Dodatkowo Twitter usunął 75 tys. kont, odpowiedzialnych za spam i “nieautentyczne zachowanie”.

Twitter kontra rosyjska propaganda. “Aktywnie monitorujemy i usuwamy treści”

Dezinformacja i kremlowska propaganda. To obok militarnej napaści, główne narzędzia Władimira Putina do urzeczywistnienia swojej narracji o wojnie na Ukrainie. W Rosji wciąż znaczna liczba obywateli uznaje, że to… “operacja ratunkowa”. Ludzie celowo wprowadzani są w błąd i przedstawia im się zupełnie inne oblicze tego konfliktu.

Do szerzenia propagandy służą głównie media społecznościowe, w tym Twitter. Szczególnie na tej platformie w odniesieniu do wojny na Ukrainie pojawia się wiele fake newsów. Na te wydarzenia szybko zareagowała firma. Stara się skutecznie walczyć z dezinformacją w tym temacie.

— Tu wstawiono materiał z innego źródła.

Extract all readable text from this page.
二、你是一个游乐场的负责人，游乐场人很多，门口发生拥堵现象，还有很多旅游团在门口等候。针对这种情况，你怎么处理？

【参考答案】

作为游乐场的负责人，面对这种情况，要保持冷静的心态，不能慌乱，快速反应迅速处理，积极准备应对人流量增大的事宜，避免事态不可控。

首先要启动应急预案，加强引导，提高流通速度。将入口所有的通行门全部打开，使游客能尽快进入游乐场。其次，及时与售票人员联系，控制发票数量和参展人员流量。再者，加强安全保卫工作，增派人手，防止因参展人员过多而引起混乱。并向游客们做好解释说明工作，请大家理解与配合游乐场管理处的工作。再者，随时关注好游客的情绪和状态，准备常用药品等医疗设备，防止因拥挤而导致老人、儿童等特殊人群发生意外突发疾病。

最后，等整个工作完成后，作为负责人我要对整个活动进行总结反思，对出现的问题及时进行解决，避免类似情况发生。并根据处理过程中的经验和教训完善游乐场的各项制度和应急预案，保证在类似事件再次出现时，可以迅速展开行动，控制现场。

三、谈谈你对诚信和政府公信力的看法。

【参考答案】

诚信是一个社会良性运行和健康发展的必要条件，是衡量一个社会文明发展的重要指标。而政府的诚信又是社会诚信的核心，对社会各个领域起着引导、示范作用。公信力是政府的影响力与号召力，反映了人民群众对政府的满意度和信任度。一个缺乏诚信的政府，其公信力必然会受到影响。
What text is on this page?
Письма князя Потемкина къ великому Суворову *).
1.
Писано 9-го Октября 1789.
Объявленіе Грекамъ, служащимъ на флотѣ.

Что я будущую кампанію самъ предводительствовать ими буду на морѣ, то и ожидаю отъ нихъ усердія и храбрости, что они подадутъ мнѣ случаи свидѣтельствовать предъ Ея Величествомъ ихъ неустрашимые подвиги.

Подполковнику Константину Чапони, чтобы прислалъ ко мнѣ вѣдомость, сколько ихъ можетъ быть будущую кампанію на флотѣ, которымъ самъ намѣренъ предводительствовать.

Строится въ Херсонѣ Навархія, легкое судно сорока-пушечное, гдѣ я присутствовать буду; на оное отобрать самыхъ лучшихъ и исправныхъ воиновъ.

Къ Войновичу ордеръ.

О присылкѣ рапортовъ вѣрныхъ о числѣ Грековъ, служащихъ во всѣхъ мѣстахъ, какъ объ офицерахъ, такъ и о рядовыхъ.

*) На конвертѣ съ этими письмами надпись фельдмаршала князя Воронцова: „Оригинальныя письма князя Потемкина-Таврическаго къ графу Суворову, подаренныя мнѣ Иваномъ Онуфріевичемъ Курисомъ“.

Aktywnie monitorujemy i usuwamy treści zawierające dezinformacje w kwestii obecnego konfliktu na Ukrainie […] Od początku wojny usunęliśmy ponad 75 tysięcy kont, które naruszały naszą politykę dotyczącą manipulacji i spamu – zapewnia firma.

Wojenna dezinformacja

Firma zaznaczyła również, że od początku rosyjskiej inwazji na Ukrainę, usunęła 50 tysięcy wpisów. Powodem jest naruszenie regulamin w zakresie dezinformacji. Zarówno treści jak i fałszywe konta skupiały się głównie pod hasztagiem #IStandWithPutin.

Facebook zablokowany w Rosji. Chodzi o fake newsy dotyczące wojny w Ukrainie

Dodatkowo od 28 lutego br. firma oznaczyła ponad 61 tys. unikalnych tweetów, które odsyłały do rosyjskich mediów, dzięki czemu ich zasięg zmniejszył się o około 30 proc.